Onlookers gaze at a display of heavy-duty construction equipment during the August 19 Roadeo. Photo by Stefanie Donahue.

By Stefanie Donahue

A crowd mixed with folks of all ages and interests – perhaps even a few aspiring maintenance workers – stopped by Blaine’s first equipment “Roadeo” last Friday.

Blaine’s public works department hosted the event to give the public a glimpse at what city maintenance workers do each day. From 1 to 3:30 p.m., a line of heavy-duty machines and vehicles sat tall behind the Blaine library for all to see.

“A lot of what we do in public works is behind the scenes,” said public works director Ravyn Whitewolf. “A lot of what we do is really cool.”

The quality of life in Blaine is impacted directly by the actions of public works staff, she said.
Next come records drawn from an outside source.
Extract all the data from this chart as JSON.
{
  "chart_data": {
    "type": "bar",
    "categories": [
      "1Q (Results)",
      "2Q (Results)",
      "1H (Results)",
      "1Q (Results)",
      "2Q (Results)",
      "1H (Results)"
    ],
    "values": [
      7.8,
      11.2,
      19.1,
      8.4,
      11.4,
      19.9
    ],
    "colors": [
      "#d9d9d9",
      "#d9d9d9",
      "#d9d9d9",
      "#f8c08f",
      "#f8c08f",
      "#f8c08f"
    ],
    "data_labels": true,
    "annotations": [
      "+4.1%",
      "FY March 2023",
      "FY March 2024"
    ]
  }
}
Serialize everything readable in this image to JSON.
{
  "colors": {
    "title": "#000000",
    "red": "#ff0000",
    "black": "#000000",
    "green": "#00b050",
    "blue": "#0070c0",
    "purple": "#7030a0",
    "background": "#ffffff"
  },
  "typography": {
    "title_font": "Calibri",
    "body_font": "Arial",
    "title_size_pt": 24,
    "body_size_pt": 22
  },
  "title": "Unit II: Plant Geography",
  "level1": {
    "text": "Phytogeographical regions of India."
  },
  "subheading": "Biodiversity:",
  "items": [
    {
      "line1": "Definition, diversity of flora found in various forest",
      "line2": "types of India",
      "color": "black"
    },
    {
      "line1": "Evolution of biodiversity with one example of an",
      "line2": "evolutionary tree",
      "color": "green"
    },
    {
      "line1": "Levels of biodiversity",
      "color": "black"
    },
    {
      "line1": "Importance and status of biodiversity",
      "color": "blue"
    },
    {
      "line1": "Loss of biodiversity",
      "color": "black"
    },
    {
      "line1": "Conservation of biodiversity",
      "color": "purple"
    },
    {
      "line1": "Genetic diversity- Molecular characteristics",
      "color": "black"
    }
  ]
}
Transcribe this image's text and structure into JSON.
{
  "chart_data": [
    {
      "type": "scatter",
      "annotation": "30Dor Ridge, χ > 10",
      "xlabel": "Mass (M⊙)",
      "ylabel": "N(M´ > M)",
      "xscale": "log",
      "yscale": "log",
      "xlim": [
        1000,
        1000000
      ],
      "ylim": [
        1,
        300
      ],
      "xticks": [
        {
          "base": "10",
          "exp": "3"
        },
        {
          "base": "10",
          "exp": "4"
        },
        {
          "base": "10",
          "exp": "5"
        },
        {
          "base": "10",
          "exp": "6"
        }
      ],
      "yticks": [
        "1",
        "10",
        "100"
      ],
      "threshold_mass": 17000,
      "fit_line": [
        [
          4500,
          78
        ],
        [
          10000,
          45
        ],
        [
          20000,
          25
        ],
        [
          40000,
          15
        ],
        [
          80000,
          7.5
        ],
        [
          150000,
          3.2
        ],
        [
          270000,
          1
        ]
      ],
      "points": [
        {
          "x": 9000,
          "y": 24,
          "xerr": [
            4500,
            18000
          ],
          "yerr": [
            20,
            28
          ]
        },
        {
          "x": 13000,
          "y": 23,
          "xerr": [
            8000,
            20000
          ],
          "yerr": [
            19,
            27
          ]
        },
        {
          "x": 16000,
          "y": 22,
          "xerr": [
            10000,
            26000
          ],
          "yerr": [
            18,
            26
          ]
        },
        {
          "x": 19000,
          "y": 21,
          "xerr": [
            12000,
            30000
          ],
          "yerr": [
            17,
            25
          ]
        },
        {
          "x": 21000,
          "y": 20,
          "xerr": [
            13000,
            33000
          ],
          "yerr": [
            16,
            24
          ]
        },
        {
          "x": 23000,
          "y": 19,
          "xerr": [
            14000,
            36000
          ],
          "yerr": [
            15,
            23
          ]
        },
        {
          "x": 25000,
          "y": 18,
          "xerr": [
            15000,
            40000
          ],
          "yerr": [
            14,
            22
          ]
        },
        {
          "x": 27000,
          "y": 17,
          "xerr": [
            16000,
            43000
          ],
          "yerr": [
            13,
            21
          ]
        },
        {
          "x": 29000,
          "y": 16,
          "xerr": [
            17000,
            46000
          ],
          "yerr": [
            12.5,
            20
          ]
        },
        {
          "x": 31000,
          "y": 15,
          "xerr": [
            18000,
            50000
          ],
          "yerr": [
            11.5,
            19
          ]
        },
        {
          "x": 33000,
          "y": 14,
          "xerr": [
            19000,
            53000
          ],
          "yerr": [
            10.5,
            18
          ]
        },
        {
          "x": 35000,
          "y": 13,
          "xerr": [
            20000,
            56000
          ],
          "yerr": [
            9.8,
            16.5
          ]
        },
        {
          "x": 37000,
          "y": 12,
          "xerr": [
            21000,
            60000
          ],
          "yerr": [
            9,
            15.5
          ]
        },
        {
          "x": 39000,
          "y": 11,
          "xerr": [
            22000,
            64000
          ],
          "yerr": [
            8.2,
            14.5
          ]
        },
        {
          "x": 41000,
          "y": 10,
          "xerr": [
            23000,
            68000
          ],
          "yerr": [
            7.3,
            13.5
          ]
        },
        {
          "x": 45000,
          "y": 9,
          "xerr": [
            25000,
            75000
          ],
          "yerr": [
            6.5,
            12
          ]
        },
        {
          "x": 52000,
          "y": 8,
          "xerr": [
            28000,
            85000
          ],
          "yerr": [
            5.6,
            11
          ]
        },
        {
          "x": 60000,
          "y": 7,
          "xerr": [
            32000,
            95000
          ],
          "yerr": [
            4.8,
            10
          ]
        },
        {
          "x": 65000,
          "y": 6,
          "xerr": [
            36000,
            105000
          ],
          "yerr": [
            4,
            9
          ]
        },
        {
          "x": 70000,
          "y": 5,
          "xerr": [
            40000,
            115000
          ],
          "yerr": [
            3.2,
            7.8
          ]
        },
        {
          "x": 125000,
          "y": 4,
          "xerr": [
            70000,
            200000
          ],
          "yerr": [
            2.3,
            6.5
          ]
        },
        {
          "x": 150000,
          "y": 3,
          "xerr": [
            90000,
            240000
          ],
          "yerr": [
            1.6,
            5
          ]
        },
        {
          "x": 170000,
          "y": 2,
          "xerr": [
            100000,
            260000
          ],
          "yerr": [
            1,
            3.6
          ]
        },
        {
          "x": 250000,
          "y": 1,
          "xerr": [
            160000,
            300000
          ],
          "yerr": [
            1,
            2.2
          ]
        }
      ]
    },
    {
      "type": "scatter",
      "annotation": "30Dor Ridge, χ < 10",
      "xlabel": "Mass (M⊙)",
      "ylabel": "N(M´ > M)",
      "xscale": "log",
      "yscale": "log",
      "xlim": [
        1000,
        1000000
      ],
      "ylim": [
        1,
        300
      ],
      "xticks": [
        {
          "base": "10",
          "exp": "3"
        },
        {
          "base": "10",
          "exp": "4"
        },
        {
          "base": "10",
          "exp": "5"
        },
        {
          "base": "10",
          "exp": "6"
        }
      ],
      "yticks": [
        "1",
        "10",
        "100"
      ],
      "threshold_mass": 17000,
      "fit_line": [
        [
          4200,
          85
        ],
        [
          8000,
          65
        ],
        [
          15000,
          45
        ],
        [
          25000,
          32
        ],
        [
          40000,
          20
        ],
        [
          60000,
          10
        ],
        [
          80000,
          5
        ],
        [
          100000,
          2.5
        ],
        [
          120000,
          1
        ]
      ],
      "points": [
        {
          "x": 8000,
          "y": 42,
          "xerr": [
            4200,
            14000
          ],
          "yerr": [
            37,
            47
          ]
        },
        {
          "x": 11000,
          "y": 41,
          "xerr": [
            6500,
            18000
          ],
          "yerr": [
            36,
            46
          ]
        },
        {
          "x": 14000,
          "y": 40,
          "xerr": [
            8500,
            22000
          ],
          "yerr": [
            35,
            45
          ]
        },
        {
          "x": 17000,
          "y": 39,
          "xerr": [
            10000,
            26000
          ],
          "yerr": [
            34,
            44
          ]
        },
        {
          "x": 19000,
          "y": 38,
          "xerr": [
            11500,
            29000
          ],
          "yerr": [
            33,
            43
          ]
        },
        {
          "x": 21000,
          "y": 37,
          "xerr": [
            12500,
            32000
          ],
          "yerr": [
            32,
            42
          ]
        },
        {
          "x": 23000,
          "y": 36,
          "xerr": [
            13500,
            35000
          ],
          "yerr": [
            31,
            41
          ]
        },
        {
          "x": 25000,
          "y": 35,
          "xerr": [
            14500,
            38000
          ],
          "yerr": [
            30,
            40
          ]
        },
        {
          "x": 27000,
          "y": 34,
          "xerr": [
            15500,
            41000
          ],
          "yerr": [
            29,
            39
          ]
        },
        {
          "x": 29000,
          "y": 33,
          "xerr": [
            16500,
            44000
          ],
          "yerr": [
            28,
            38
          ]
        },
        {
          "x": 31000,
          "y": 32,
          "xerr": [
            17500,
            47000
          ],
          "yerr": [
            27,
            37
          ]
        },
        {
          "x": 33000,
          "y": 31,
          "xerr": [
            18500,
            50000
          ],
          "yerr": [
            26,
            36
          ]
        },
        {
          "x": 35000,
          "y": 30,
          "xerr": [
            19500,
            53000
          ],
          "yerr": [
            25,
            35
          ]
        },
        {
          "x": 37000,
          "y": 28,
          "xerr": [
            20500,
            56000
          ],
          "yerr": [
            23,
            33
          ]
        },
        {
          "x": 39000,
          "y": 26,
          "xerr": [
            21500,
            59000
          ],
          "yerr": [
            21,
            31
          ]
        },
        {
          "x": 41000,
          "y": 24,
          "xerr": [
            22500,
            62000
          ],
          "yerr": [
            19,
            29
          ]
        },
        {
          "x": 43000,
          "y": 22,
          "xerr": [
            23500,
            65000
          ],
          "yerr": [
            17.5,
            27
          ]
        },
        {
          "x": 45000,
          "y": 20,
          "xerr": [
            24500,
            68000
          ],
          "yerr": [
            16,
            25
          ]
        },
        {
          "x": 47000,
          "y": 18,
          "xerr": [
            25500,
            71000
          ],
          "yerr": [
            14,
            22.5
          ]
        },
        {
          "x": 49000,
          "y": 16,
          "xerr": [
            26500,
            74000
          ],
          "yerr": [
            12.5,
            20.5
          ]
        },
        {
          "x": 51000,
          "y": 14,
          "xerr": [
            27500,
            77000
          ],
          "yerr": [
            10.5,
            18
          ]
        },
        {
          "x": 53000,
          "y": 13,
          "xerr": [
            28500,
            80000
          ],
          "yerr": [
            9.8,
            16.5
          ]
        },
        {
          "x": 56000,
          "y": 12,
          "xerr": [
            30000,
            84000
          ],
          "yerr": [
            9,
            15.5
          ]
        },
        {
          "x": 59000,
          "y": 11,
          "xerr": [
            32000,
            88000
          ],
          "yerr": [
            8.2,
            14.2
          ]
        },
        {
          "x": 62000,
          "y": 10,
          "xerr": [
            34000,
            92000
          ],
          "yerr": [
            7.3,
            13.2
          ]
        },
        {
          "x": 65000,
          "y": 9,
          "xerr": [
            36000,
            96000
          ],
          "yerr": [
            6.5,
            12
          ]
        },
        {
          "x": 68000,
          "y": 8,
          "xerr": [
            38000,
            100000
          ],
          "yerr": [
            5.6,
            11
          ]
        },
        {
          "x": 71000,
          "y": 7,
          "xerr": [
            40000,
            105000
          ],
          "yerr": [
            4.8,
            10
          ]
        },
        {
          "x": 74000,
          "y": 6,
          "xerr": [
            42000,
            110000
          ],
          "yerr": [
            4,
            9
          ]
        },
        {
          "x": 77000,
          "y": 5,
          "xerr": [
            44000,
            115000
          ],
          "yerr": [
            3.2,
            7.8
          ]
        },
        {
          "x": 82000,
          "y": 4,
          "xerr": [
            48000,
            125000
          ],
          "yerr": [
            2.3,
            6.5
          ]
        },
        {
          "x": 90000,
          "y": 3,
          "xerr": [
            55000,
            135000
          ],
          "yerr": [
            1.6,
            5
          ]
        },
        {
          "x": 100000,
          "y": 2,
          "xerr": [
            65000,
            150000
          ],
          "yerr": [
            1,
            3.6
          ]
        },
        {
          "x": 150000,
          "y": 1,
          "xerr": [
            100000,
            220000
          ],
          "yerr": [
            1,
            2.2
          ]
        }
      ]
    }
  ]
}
The department is tasked with managing all city utilities, including water, wastewater, storm water and electrical services as well as repair and maintenance of streets and public facilities.


Kids and event volunteers engage in a water balloon fight during the Roadeo. Photo by Stefanie Donahue.

The event was modeled after similar events sponsored by public works departments throughout the country. Often, public works roadeos feature competitions between operators. However, Blaine’s event focused on engaging the public through demonstrations and interactive displays.

On Friday, spectators watched in awe as a backhoe, designed to dig and maneuver heavy objects, carefully transported a wine glass between two nearby tables. A display featuring a robotic camera used to snake through storm and sewer drains was setup for use. Sitting nearby was a vactor truck, equipped with a large black tube used for sanitary maintenance.

“It’s just a vacuum like your mom and dad have at home,” said public works employee Jim Bird.


A public works employee looks out over the crowd during Blaine’s Roadeo event. Photo by Stefanie Donahue.

Nearly all members of the public works department were at the event to help, Whitewolf said. Local police, members of the fire department and representatives from Puget Sound Energy were also involved.

“Every person that is operating equipment is a city employee,” Whitewolf said.